One public key corresponds to exactly one private key, and vice versa. The proof is very easy. Let G is the generator of secp256k1. Let P=k*G is a point on the curve. Let also P=k'*G. Then (k-k')*G=O => (k-k') divides n. But n is prime, hence k=k' (mod n).

[mrxtraf]

@mrxtraf
In the private key group (mod n) we can add, negate, and invert - this allows for multiplication and division.

In the public key group (elliptic curve mod p of size n) we can add, negate, and double only. This leads to multiplication by a scalar.

One public key corresponds to exactly one private key, and vice versa. The proof is very easy. Let G is the generator of secp256k1. Let P=k*G is a point on the curve. Let also P=k'*G. Then (k-k')*G=O => (k-k') divides n. But n is prime, hence k=k' (mod n).
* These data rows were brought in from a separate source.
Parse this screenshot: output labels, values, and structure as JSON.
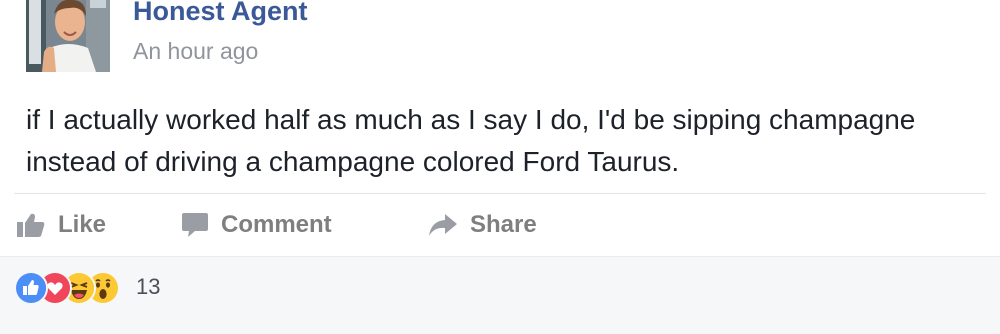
{
  "post": {
    "author": "Honest Agent",
    "timestamp": "An hour ago",
    "text": "if I actually worked half as much as I say I do, I'd be sipping champagne instead of driving a champagne colored Ford Taurus."
  },
  "actions": {
    "like_label": "Like",
    "like_icon": "thumbs-up-icon",
    "comment_label": "Comment",
    "comment_icon": "speech-bubble-icon",
    "share_label": "Share",
    "share_icon": "share-arrow-icon"
  },
  "reactions": {
    "types": [
      "like",
      "love",
      "haha",
      "wow"
    ],
    "count": "13"
  },
  "colors": {
    "author": "#3b5998",
    "muted": "#90949c",
    "action": "#7f7f7f",
    "like_blue": "#4c8ef7",
    "love_red": "#f0465c",
    "emoji_yellow": "#fcc934"
  }
}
That is, you can’t divide the public key by 10?
Give me any public key from which you know the private key, I will divide it by 10. And I will give in return the result in the form of a public key. And you yourself divide the private key by 10, get the public key from it and compare.

[j2002ba2]

@mrxtraf
In the private key group (mod n) we can add, negate, and invert - this allows for multiplication and division.

In the public key group (elliptic curve mod p of size n) we can add, negate, and double only. This leads to multiplication by a scalar.

One public key corresponds to exactly one private key, and vice versa. The proof is very easy. Let G is the generator of secp256k1. Let P=k*G is a point on the curve. Let also P=k'*G. Then (k-k')*G=O => (k-k') divides n. But n is prime, hence k=k' (mod n).

That is, you can’t divide the public key by 10?
Give me any public key from which you know the private key, I will divide it by 10. And I will give in return the result in the form of a public key. And you yourself divide the private key by 10, get the public key from it and compare.

The multiplication (and division, which is multiplication with the inverse) is by scalar only. You cannot multiply two public keys without solving ECDLP first. And if you somehow can, then all coins are belong to you.